The thing that makes lolita fashion dearest to me are all of the amazing friends I have met because of it. Dressing in lolita really helped me learn more about myself and become a stronger person; participating in the community helped me realize my value as a person and form trusting relationships with other people. Prior to my involvement with the style, I had very few friends. My school years weren’t spent as an outcast, but I didn’t have many people I could truly call friends. It wasn’t until I started interacting with the other lolita that I realized how insincere my former “friends” were.
I am always glad that I worked up the courage to go to lolita fashion meetups. If I hadn’t, I wouldn’t know the fantastic people who I constantly spend time with regardless of what we’re wearing. They aren’t my “lolita friends.” They are my friends. ♥
Some girls go to lolita meetups with a mentality that they will find “lolita friends.” While it is important to share hobbies with others, I think that limiting yourself to having a specific category of friend is self-defeating. It is hard to form a lasting, trusting relationship with only one facet of a person. A person is not one-dimensional, and no-one should have to act ashamed of their hobbies or interests. Don’t be afraid to be yourself!

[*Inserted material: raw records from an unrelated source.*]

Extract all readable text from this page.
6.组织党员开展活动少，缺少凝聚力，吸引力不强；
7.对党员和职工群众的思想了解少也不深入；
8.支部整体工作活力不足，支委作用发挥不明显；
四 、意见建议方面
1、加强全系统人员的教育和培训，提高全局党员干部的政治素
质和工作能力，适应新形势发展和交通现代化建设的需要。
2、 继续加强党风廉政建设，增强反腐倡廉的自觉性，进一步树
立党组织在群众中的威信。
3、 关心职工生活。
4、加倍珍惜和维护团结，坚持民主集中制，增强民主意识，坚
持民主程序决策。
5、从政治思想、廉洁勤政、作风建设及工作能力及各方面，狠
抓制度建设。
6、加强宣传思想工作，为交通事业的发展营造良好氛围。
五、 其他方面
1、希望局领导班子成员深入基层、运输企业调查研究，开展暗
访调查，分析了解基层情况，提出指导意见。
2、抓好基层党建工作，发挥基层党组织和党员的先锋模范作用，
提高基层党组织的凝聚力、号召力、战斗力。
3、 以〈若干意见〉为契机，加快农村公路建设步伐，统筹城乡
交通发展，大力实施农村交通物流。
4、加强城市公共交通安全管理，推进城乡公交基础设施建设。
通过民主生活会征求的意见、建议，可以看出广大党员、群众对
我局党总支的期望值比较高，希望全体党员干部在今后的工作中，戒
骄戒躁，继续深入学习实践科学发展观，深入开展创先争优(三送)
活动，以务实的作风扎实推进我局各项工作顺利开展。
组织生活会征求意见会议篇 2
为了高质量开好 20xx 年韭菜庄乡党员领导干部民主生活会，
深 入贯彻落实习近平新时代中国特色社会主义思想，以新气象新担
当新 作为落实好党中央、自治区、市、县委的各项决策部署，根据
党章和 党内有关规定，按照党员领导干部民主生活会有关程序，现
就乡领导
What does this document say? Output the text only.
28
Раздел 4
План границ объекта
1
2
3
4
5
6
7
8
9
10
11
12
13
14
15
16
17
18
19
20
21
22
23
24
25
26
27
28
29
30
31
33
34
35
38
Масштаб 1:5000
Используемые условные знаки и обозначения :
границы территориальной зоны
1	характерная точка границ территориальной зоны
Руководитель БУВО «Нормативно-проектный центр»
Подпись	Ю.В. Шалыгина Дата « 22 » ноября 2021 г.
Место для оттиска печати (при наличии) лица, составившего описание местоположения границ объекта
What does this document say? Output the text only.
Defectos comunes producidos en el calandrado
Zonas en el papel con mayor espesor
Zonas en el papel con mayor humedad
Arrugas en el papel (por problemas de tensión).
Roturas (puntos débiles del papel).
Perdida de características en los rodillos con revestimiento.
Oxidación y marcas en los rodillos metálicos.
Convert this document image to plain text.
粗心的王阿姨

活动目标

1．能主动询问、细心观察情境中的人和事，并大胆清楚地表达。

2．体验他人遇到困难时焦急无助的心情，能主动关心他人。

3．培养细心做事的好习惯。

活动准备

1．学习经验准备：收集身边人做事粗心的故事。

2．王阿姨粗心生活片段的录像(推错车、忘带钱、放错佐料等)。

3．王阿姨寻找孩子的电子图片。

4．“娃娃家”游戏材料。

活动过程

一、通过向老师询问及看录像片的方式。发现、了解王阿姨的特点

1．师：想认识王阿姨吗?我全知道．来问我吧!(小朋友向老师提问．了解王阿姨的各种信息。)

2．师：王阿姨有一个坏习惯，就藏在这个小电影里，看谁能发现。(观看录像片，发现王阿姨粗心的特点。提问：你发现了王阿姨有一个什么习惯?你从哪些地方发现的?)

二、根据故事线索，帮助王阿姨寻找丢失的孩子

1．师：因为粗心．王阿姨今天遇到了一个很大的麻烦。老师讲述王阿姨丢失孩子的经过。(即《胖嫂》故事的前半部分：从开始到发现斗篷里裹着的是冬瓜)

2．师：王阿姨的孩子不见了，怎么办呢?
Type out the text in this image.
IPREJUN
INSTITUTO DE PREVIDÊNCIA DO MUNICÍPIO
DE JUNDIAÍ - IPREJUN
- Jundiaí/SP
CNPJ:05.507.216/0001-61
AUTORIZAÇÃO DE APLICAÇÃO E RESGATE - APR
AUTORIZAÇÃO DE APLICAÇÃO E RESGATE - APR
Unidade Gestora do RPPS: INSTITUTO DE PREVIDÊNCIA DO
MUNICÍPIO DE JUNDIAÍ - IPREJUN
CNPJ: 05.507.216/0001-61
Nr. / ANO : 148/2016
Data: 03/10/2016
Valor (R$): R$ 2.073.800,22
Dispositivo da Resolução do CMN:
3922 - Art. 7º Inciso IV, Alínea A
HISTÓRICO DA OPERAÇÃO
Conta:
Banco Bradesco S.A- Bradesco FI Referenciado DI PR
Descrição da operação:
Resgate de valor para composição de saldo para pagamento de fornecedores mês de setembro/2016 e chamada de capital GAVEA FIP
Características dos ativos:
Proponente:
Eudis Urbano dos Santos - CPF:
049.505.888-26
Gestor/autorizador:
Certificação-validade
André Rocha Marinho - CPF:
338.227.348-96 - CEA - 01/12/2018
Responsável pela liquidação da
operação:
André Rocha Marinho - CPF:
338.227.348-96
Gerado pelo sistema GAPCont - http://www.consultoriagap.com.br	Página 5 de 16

Obviously, some people may not share your interests. That’s alright. None of my friends are completely obsessed with everything I am, nor am I with their activities. What matters is properly expressing your personality, so that others who really want to be around you will realize it! When someone is holding back or trying to act in a way that is unnatural to herself, it always shows in one way or another. Being honest is the only real way to maintain a strong relationship. It’s hard to be friends with someone if they’re just putting on a show–how do you know you would still enjoy the company of the person underneath?
That’s not to say that it’s not right to have friends you only see at meetups. There are some people that I enjoy the company of, but life just works out so that we only interact when wearing lolita fashion. They are still wonderful people, and I still get excited to spend time with them. Sometimes it even seems a bit special if there is someone you see rarely, because there’s more to catch up on. What isn’t useful is setting yourself up to prevent forming deeper relationships with others by pidgeon-holing them into a certain mold–“lolita friend”–before even getting to know that other person!